Rosemary began her nursing career with children, moved into adult education in a hospital setting then ended her career with seniors. It isn’t surprising then to find her new passion is at the very end of the human health spectrum: palliative care.
“The Cumberland County Hospice/Palliative Care Society is going to construct a hospice building for Cumberland County,” she says. “A stand-alone hospice. It will be one of the first in Atlantic Canada. It’s for people of all ages who are at the end of their life who, for whatever reason, are unable to stay in their own home or within their own community but who don’t need to be in an acute care hospital.”
Rosemary has been involved in palliative care since she began working as an education coordinator in 1989 and calls the palliative outreach program at the hospital in Amherst one of the best in the province. Of the new hospice home, she says, “It will be a place of hope, a place of joy and a place of comfort.”

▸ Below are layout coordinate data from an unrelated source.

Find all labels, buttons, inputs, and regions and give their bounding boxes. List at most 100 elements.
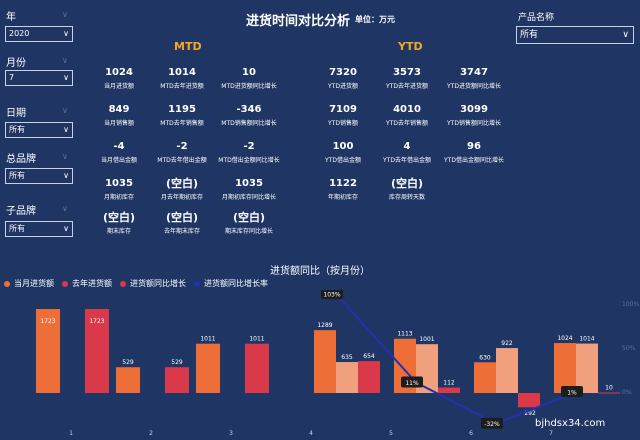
mtd-kpi-value: -2 [243, 141, 255, 152]
brand-select-value: 所有 [9, 171, 25, 180]
month-select-value: 7 [9, 73, 15, 82]
product-select[interactable]: 所有 ∨ [516, 26, 634, 44]
bar [165, 367, 189, 393]
chevron-icon: ∨ [62, 106, 68, 115]
mtd-kpi-card: (空白) 去年期末库存 [145, 211, 219, 236]
mtd-kpi-label: 月期初库存同比增长 [221, 194, 276, 201]
ytd-title: YTD [398, 40, 423, 53]
line-data-label: 1% [567, 390, 577, 397]
ytd-kpi-value: 4 [403, 141, 411, 152]
legend-item[interactable]: 去年进货额 [62, 279, 116, 288]
bar-data-label: 112 [443, 380, 455, 387]
ytd-kpi-value: 3747 [460, 67, 488, 78]
subbrand-select[interactable]: 所有 ∨ [5, 221, 73, 237]
bar-data-label: 1024 [557, 335, 572, 342]
legend-item[interactable]: 进货额同比增长率 [194, 279, 272, 288]
chevron-icon: ∨ [62, 10, 68, 19]
mtd-kpi-value: -346 [236, 104, 262, 115]
mtd-kpi-label: 期末库存同比增长 [224, 228, 273, 235]
ytd-kpi-value: 3099 [460, 104, 488, 115]
bar-data-label: 630 [479, 354, 491, 361]
year-select-value: 2020 [9, 29, 30, 38]
mtd-kpi-card: 1195 MTD去年销售额 [145, 104, 219, 127]
mtd-kpi-card: 849 当月销售额 [82, 104, 156, 127]
bar-data-label: 654 [363, 353, 375, 360]
mtd-kpi-value: (空白) [232, 211, 266, 224]
bar-data-label: 1011 [200, 336, 215, 343]
bar-data-label: 922 [501, 340, 513, 347]
line-label-box [481, 417, 503, 429]
mtd-kpi-label: 当月进货额 [103, 83, 134, 90]
mtd-kpi-card: 1035 月期初库存同比增长 [212, 178, 286, 201]
mtd-kpi-label: MTD去年借出金额 [157, 157, 207, 164]
bar-data-label: 1011 [249, 336, 264, 343]
subbrand-select-value: 所有 [9, 224, 25, 233]
right-axis-tick-label: 0% [622, 389, 632, 396]
right-axis-tick-label: 50% [622, 345, 636, 352]
legend-dot-icon [62, 280, 68, 287]
mtd-kpi-card: -346 MTD销售额同比增长 [212, 104, 286, 127]
mtd-kpi-label: 期末库存 [106, 228, 131, 235]
x-tick-label: 1 [69, 430, 73, 437]
bar [336, 362, 358, 393]
ytd-kpi-label: 库存周转天数 [388, 194, 425, 201]
year-select[interactable]: 2020 ∨ [5, 26, 73, 42]
ytd-kpi-card: 4010 YTD去年销售额 [370, 104, 444, 127]
mtd-kpi-value: 10 [242, 67, 256, 78]
monthly-purchase-chart: 100% 50% 0% 1723 1723 1 529 529 2 1011 1011 3 1289 63… [36, 290, 639, 437]
legend-item[interactable]: 当月进货额 [4, 279, 58, 288]
mtd-kpi-label: 去年期末库存 [163, 228, 200, 235]
ytd-kpi-card: 100 YTD借出金额 [306, 141, 380, 164]
mtd-kpi-value: (空白) [165, 211, 199, 224]
x-tick-label: 4 [309, 430, 313, 437]
chevron-down-icon: ∨ [63, 73, 69, 82]
legend-label: 去年进货额 [72, 279, 112, 288]
legend-item[interactable]: 进货额同比增长 [120, 279, 190, 288]
bar-data-label: -292 [522, 410, 536, 417]
ytd-kpi-card: 7320 YTD进货额 [306, 67, 380, 90]
page-title: 进货时间对比分析 [246, 14, 351, 29]
line-label-box [401, 376, 423, 388]
mtd-kpi-label: 当月借出金额 [100, 157, 137, 164]
line-data-label: -32% [484, 421, 500, 428]
ytd-kpi-label: YTD去年进货额 [386, 83, 428, 90]
x-tick-label: 7 [549, 430, 553, 437]
mtd-kpi-label: MTD销售额同比增长 [221, 120, 277, 127]
ytd-kpi-label: YTD进货额同比增长 [447, 83, 501, 90]
legend-label: 进货额同比增长 [130, 279, 186, 288]
bar-data-label: 10 [605, 385, 613, 392]
line-data-label: 11% [405, 380, 419, 387]
ytd-kpi-value: 7109 [329, 104, 357, 115]
brand-filter-label: 总品牌 [6, 154, 36, 165]
chevron-icon: ∨ [62, 152, 68, 161]
mtd-kpi-value: 849 [108, 104, 130, 115]
ytd-kpi-label: YTD去年借出金额 [383, 157, 431, 164]
bar-data-label: 1289 [317, 322, 332, 329]
ytd-kpi-label: 年期初库存 [327, 194, 358, 201]
ytd-kpi-label: YTD销售额 [328, 120, 358, 127]
ytd-kpi-value: 7320 [329, 67, 357, 78]
ytd-kpi-value: (空白) [390, 177, 424, 190]
mtd-kpi-label: 当月销售额 [103, 120, 134, 127]
chevron-down-icon: ∨ [63, 29, 69, 38]
date-select[interactable]: 所有 ∨ [5, 122, 73, 138]
bar [474, 362, 496, 393]
ytd-kpi-value: 4010 [393, 104, 421, 115]
date-filter-label: 日期 [6, 108, 26, 119]
month-select[interactable]: 7 ∨ [5, 70, 73, 86]
brand-select[interactable]: 所有 ∨ [5, 168, 73, 184]
mtd-kpi-value: 1035 [105, 178, 133, 189]
mtd-kpi-value: -4 [113, 141, 125, 152]
year-filter-label: 年 [6, 12, 16, 23]
mtd-kpi-value: 1024 [105, 67, 133, 78]
line-label-box [561, 386, 583, 398]
ytd-kpi-card: 3747 YTD进货额同比增长 [437, 67, 511, 90]
mtd-title: MTD [174, 40, 202, 53]
bar [496, 348, 518, 393]
bar [85, 309, 109, 393]
bar [196, 343, 220, 393]
legend-dot-icon [120, 280, 126, 287]
mtd-kpi-value: (空白) [165, 177, 199, 190]
ytd-kpi-label: YTD销售额同比增长 [447, 120, 501, 127]
ytd-kpi-card: 1122 年期初库存 [306, 178, 380, 201]
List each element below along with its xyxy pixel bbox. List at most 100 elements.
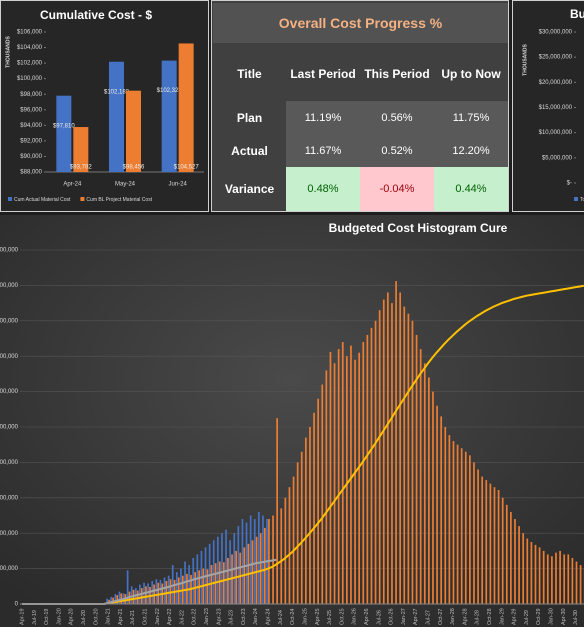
value-label: $102,182	[104, 89, 130, 95]
bar	[221, 533, 223, 604]
legend-label: Cum Actual Material Cost	[14, 197, 71, 203]
bar	[321, 384, 324, 604]
bar	[214, 563, 217, 604]
bar	[444, 427, 447, 604]
row-label: Actual	[231, 143, 268, 158]
bar	[448, 435, 451, 604]
bar	[208, 543, 211, 604]
x-tick-label: Oct-25	[339, 608, 345, 625]
value-cell: 12.20%	[434, 134, 508, 167]
bar	[419, 349, 422, 604]
bar	[415, 334, 418, 604]
x-tick-label: Jan-21	[106, 608, 112, 625]
y-tick-label: 300,000	[0, 495, 19, 501]
y-axis-title: THOUSANDS	[522, 44, 528, 76]
bar	[178, 43, 194, 172]
bar	[229, 540, 231, 604]
bar	[292, 476, 295, 604]
x-tick-label: Apr-24	[63, 182, 82, 188]
bar	[259, 533, 262, 604]
x-tick-label: Apr-24	[266, 608, 272, 625]
bar	[366, 334, 369, 604]
bar	[175, 572, 178, 604]
y-tick-label: $5,000,000	[542, 155, 573, 161]
bar	[407, 313, 410, 604]
value-cell: 11.19%	[286, 101, 360, 134]
bar	[514, 519, 516, 604]
bar	[579, 565, 582, 604]
y-tick-label: 0	[15, 602, 19, 608]
bar	[161, 60, 177, 172]
bar	[157, 582, 160, 604]
bar	[255, 536, 258, 604]
y-tick-label: $98,000	[20, 92, 42, 98]
bar	[262, 515, 264, 604]
x-tick-label: May-24	[115, 182, 136, 188]
bar	[317, 398, 320, 604]
bar	[567, 554, 570, 604]
bar	[530, 542, 533, 604]
bar	[296, 462, 299, 604]
bar	[452, 441, 455, 604]
bar	[522, 533, 525, 604]
y-tick-label: $-	[567, 181, 572, 187]
y-axis-title: THOUSANDS	[5, 36, 11, 68]
bar	[245, 522, 248, 604]
legend-label: Total Co	[580, 197, 584, 203]
bar	[481, 476, 484, 604]
bar	[140, 588, 143, 604]
bar	[546, 554, 549, 604]
y-tick-label: $20,000,000	[539, 80, 573, 86]
x-tick-label: Jul-25	[327, 610, 333, 625]
value-cell: 11.75%	[434, 101, 508, 134]
x-tick-label: Apr-23	[216, 608, 222, 625]
x-tick-label: Jul-26	[376, 610, 382, 625]
x-tick-label: Oct-24	[290, 608, 296, 625]
x-tick-label: Jul-23	[229, 610, 235, 625]
bar	[73, 127, 89, 172]
bar	[192, 557, 195, 604]
x-tick-label: Apr-22	[167, 608, 173, 625]
bar	[253, 519, 256, 604]
y-tick-label: $102,000	[17, 61, 43, 67]
bar	[109, 61, 124, 172]
x-tick-label: Jan-30	[548, 608, 554, 625]
y-tick-label: $30,000,000	[539, 30, 573, 36]
bar	[387, 292, 389, 604]
y-tick-label: $88,000	[20, 170, 42, 176]
x-tick-label: Apr-28	[462, 608, 468, 625]
bar	[551, 556, 553, 604]
y-tick-label: 400,000	[0, 460, 19, 466]
y-tick-label: 500,000	[0, 425, 19, 431]
value-label: $97,810	[53, 123, 75, 129]
bar	[118, 591, 121, 604]
value-label: $102,323	[157, 88, 183, 94]
bar	[130, 586, 133, 604]
x-tick-label: Apr-21	[118, 608, 124, 625]
bar	[350, 345, 352, 604]
bar	[395, 281, 397, 604]
y-tick-label: 100,000	[0, 566, 19, 572]
x-tick-label: Jan-26	[352, 608, 358, 625]
bar	[542, 550, 545, 604]
x-tick-label: Oct-29	[536, 608, 542, 625]
x-tick-label: Jul-28	[475, 610, 481, 625]
panel	[512, 0, 584, 212]
y-tick-label: $106,000	[17, 30, 43, 36]
bar	[505, 504, 508, 604]
bar	[171, 565, 174, 604]
y-tick-label: $25,000,000	[539, 55, 573, 61]
bar	[114, 594, 117, 604]
bar	[288, 487, 291, 604]
y-tick-label: $100,000	[17, 76, 43, 82]
bar	[538, 547, 541, 604]
bar	[276, 418, 278, 604]
panel	[0, 215, 584, 627]
x-tick-label: Apr-26	[364, 608, 370, 625]
bar	[374, 320, 377, 604]
bar	[354, 359, 356, 604]
bar	[163, 577, 166, 604]
y-tick-label: 1,000,000	[0, 248, 19, 254]
x-tick-label: Jan-23	[204, 608, 210, 625]
value-label: $93,782	[70, 165, 92, 171]
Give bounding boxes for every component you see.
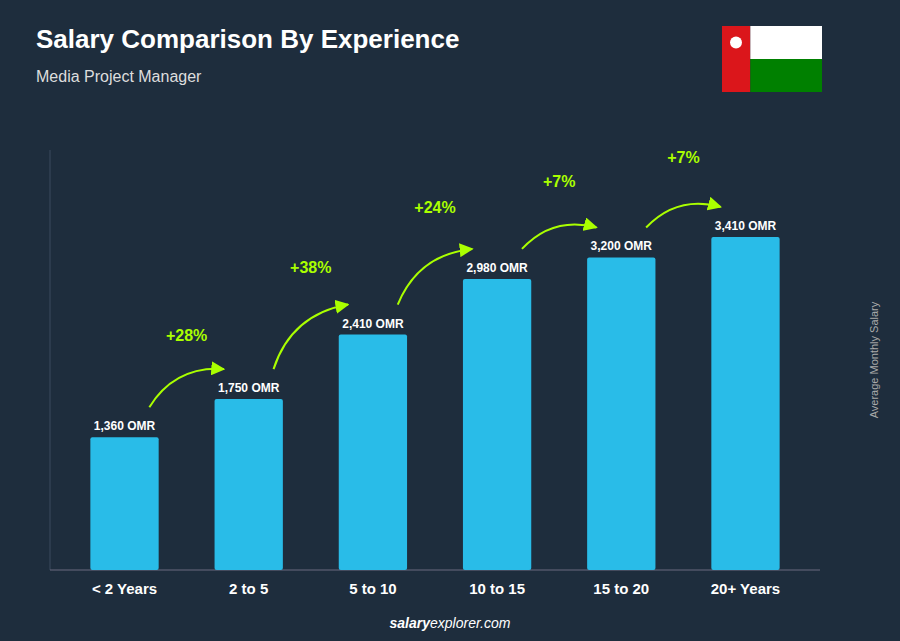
x-tick-label: 2 to 5 <box>229 580 268 597</box>
flag-green <box>750 59 822 92</box>
flag-red <box>722 26 750 92</box>
x-axis-line <box>50 570 820 571</box>
change-label: +24% <box>414 199 455 216</box>
change-arrow <box>274 305 349 369</box>
x-tick-label: 15 to 20 <box>593 580 649 597</box>
chart: Salary Comparison By Experience Media Pro… <box>0 0 900 641</box>
value-label: 3,410 OMR <box>715 219 777 233</box>
flag-emblem <box>730 37 742 49</box>
change-arrow <box>149 369 224 407</box>
footer: salaryexplorer.com <box>390 615 511 631</box>
x-tick-label: 5 to 10 <box>349 580 397 597</box>
change-arrow <box>398 249 473 305</box>
x-tick-label: 20+ Years <box>711 580 780 597</box>
x-tick-label: < 2 Years <box>92 580 157 597</box>
value-label: 2,980 OMR <box>466 261 528 275</box>
title: Salary Comparison By Experience <box>36 24 459 54</box>
bar <box>339 335 407 570</box>
flag <box>722 26 822 92</box>
change-label: +7% <box>543 173 575 190</box>
change-label: +28% <box>166 327 207 344</box>
y-axis-label: Average Monthly Salary <box>868 301 880 418</box>
chart-container: Salary Comparison By Experience Media Pro… <box>0 0 900 641</box>
background <box>0 0 900 641</box>
value-label: 3,200 OMR <box>591 239 653 253</box>
value-label: 1,750 OMR <box>218 381 280 395</box>
change-arrow <box>646 204 721 228</box>
bar <box>215 399 283 570</box>
change-label: +38% <box>290 259 331 276</box>
change-arrow <box>522 224 597 249</box>
change-label: +7% <box>667 149 699 166</box>
x-tick-label: 10 to 15 <box>469 580 525 597</box>
flag-white <box>750 26 822 59</box>
subtitle: Media Project Manager <box>36 68 202 85</box>
bars <box>90 237 779 570</box>
value-label: 2,410 OMR <box>342 317 404 331</box>
bar <box>587 257 655 570</box>
bar <box>90 437 158 570</box>
footer-normal: explorer.com <box>430 615 511 631</box>
value-label: 1,360 OMR <box>94 419 156 433</box>
bar <box>463 279 531 570</box>
bar <box>711 237 779 570</box>
y-axis-line <box>50 150 51 570</box>
footer-bold: salary <box>390 615 432 631</box>
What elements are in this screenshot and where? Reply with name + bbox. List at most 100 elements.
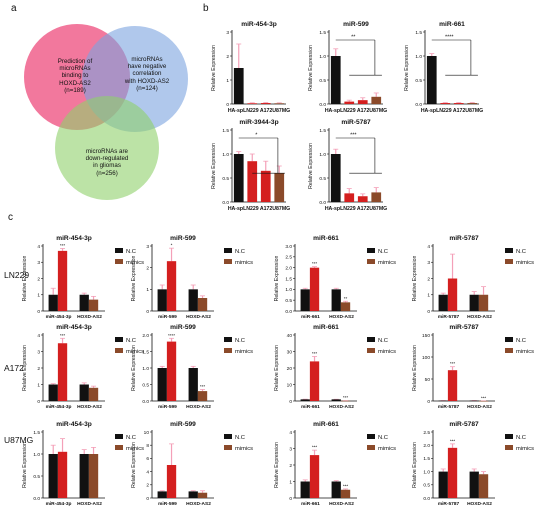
legend-swatch-nc [115,434,123,439]
bar [440,103,451,104]
bar [57,343,68,401]
bar [300,399,310,401]
y-tick-label: 0 [427,399,430,405]
legend-swatch-mimics [224,348,232,353]
legend-label-nc: N.C [516,435,526,441]
bar [300,289,310,311]
bar [371,192,382,202]
bar [340,489,351,498]
bar [247,103,258,104]
row-label-a172: A172 [4,363,24,373]
chart-title: miR-454-3p [56,421,92,428]
chart-title: miR-599 [343,21,369,28]
y-axis-label: Relative Expression [131,345,137,391]
y-tick-label: 1.5 [319,128,326,134]
y-tick-label: 1.0 [319,152,326,158]
y-tick-label: 0.0 [33,496,40,502]
y-tick-label: 4 [146,469,149,475]
legend-label-mimics: mimics [516,260,534,266]
bar [260,170,271,202]
y-tick-label: 2.0 [142,333,149,339]
y-axis-label: Relative Expression [131,255,137,301]
x-tick-label: miR-454-3p [46,501,72,507]
significance-mark: *** [60,333,66,338]
bar [331,289,341,311]
significance-mark: *** [481,395,487,400]
x-tick-label: HOXD-AS2 [329,501,354,507]
bar [453,103,464,104]
y-tick-label: 2 [37,276,40,282]
bar [79,384,89,401]
significance-mark: *** [312,261,318,266]
bar [331,481,341,498]
legend-label-nc: N.C [516,338,526,344]
y-axis-label: Relative Expression [22,345,28,391]
y-axis-label: Relative Expression [308,143,314,189]
significance-mark: *** [60,243,66,248]
chart-title: miR-5787 [449,421,479,428]
y-tick-label: 0.0 [319,200,326,206]
bar [197,492,208,498]
y-tick-label: 0 [146,496,149,502]
chart-title: miR-661 [313,324,339,331]
y-tick-label: 0.5 [285,298,292,304]
y-axis-label: Relative Expression [412,255,418,301]
significance-mark: * [171,243,173,248]
y-tick-label: 1 [226,78,229,84]
y-tick-label: 0.0 [423,496,430,502]
y-tick-label: 0 [37,309,40,315]
bar [357,100,368,104]
bar [344,101,355,104]
legend-swatch-mimics [224,445,232,450]
y-tick-label: 3 [226,30,229,36]
y-tick-label: 2.0 [285,265,292,271]
chart-title: miR-661 [313,235,339,242]
legend-swatch-mimics [115,348,123,353]
legend-label-nc: N.C [235,249,245,255]
legend-swatch-nc [224,337,232,342]
legend-swatch-nc [224,434,232,439]
legend-swatch-nc [115,248,123,253]
bar [438,471,448,498]
significance-mark: *** [350,133,357,139]
legend-swatch-nc [115,337,123,342]
bar [330,56,341,104]
y-axis-label: Relative Expression [412,345,418,391]
y-axis-label: Relative Expression [22,442,28,488]
y-tick-label: 10 [287,382,293,388]
significance-mark: **** [445,35,454,41]
bar [233,154,244,202]
y-tick-label: 1 [427,293,430,299]
legend-swatch-mimics [367,348,375,353]
y-tick-label: 2.0 [423,443,430,449]
y-tick-label: 0.0 [415,102,422,108]
x-tick-label: miR-5787 [438,314,460,320]
legend-label-nc: N.C [235,435,245,441]
y-tick-label: 0 [37,399,40,405]
y-tick-label: 2 [289,463,292,469]
bar [478,474,489,498]
y-tick-label: 0 [289,399,292,405]
bar [233,68,244,104]
bar [344,193,355,202]
x-tick-label: miR-599 [158,501,177,507]
significance-mark: *** [450,361,456,366]
y-axis-label: Relative Expression [412,442,418,488]
bar [469,294,479,311]
y-tick-label: 0.5 [222,176,229,182]
x-tick-label: HOXD-AS2 [329,404,354,410]
bar [469,400,479,402]
y-axis-label: Relative Expression [131,442,137,488]
significance-mark: *** [312,445,318,450]
panel-label-b: b [203,3,209,14]
legend-label-mimics: mimics [126,446,144,452]
y-tick-label: 0 [146,309,149,315]
significance-mark: *** [312,351,318,356]
y-axis-label: Relative Expression [22,255,28,301]
legend-label-mimics: mimics [378,349,396,355]
bar [447,447,458,498]
legend-swatch-nc [505,434,513,439]
bar [447,278,458,311]
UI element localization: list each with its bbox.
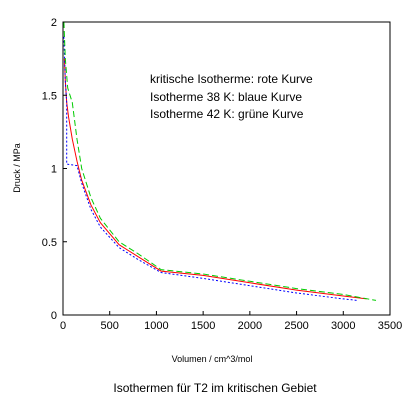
x-tick-label: 500 xyxy=(101,320,119,332)
y-axis-label: Druck / MPa xyxy=(12,143,22,193)
x-tick-label: 3000 xyxy=(331,320,355,332)
y-tick-label: 2 xyxy=(51,17,57,29)
figure-caption: Isothermen für T2 im kritischen Gebiet xyxy=(113,381,317,395)
x-tick-label: 0 xyxy=(60,320,66,332)
ticks-layer: 0 500 1000 1500 2000 2500 3000 3500 0 0.5 1 1.5 2 xyxy=(42,17,403,332)
x-tick-label: 2500 xyxy=(284,320,308,332)
x-tick-label: 1500 xyxy=(191,320,215,332)
x-tick-label: 3500 xyxy=(378,320,402,332)
series-green-line xyxy=(63,21,377,301)
x-axis-label: Volumen / cm^3/mol xyxy=(172,354,253,364)
x-tick-label: 2000 xyxy=(238,320,262,332)
x-tick-label: 1000 xyxy=(144,320,168,332)
y-tick-label: 0 xyxy=(51,310,57,322)
annotation-blue-curve: Isotherme 38 K: blaue Kurve xyxy=(150,90,302,104)
y-tick-label: 0.5 xyxy=(42,237,57,249)
series-layer xyxy=(63,21,377,301)
plot-area xyxy=(62,21,391,316)
y-tick-label: 1.5 xyxy=(42,90,57,102)
y-tick-label: 1 xyxy=(51,164,57,176)
annotation-green-curve: Isotherme 42 K: grüne Kurve xyxy=(150,107,304,121)
annotation-red-curve: kritische Isotherme: rote Kurve xyxy=(150,72,313,86)
series-red-line xyxy=(63,58,367,300)
series-blue-line xyxy=(63,36,358,301)
plot-frame xyxy=(62,21,391,316)
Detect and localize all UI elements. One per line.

Through all of these years, Rosemary did have one activity was separate from work and study, and nurtured her love of music: She’s been a member of the Cobequid Fun-Tones (a barbershop-style singing group) since 1989.
“I’ve always said the Fun-Tones was the thing I didn’t have time for but I had to have time for. Even though I worked in Amherst, our children were educated in Oxford and I wanted to have more of my social life involved in this community.”
Now a co-director with the Fun-Tones, she’s counting down the days until June when the Fun-Tones make a much-anticipated trip to Newfoundland for a convention and contest.